Cyber bullying is the social message. Townend is the dancer featured in the video.

In the video, a basketball player doesn't see similarities between himself and the dancer. Only the differences.

The ball player chooses to make fun of him, even though he doesn't know him, using a computer and social media as his weapons.

"You never want to judge somebody immediately. When you think of a dancer, especially a male dancer, there seems to be this stigma out there," said Townend.

Andrew Carroll, a USF associate professor of dance, is behind this video. This is his second video on bullying.

"I thought, 'What a great kind of thing that I could work into a video on bullying [and] cyberbullying.' [It would be better for people to] focus more on similarities as people versus differences," said Carroll.

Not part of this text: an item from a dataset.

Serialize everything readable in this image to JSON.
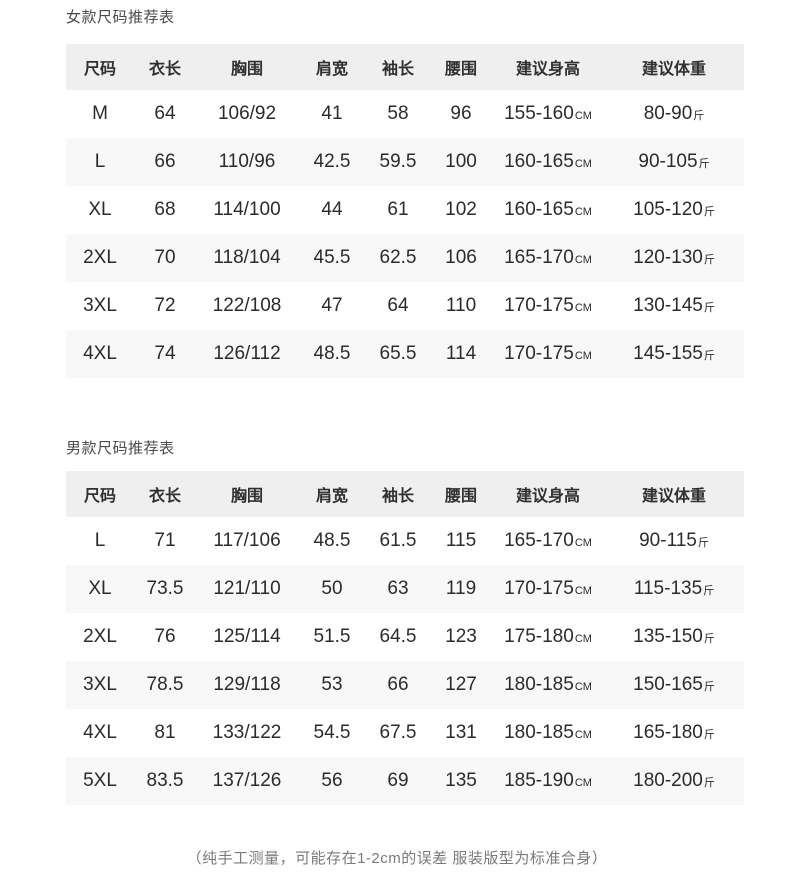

Carroll points out that dance is effective at reaching an audience across U.S. borders.

"I began to see what a great vehicle this was to kind of spread information without using words. That people could just watch it and get kind of informative pieces of beneficial information," said Carroll.

He said he has seen a change of heart because of it.

"I had a young man who approached me at a seminar where I showed it to say, 'I need to tell you, in school I was a bully and every day I regret what I did and if I had seen your video in school I would have stopped,'" said Carroll.

In the cyberbully video, the bully does stop once he sees firsthand what he has in common with the dancer.

"Eventually he realizes his mistake in bullying in that we are really not that different at all and he pushes the delete button on the keyboard and removes the social media," said Townend.

"What I love is that the athlete became the hero actually by stopping cyberbullying when he realizes we have more similarities than differences which I think in today's world is such an important concept and idea," said Carroll.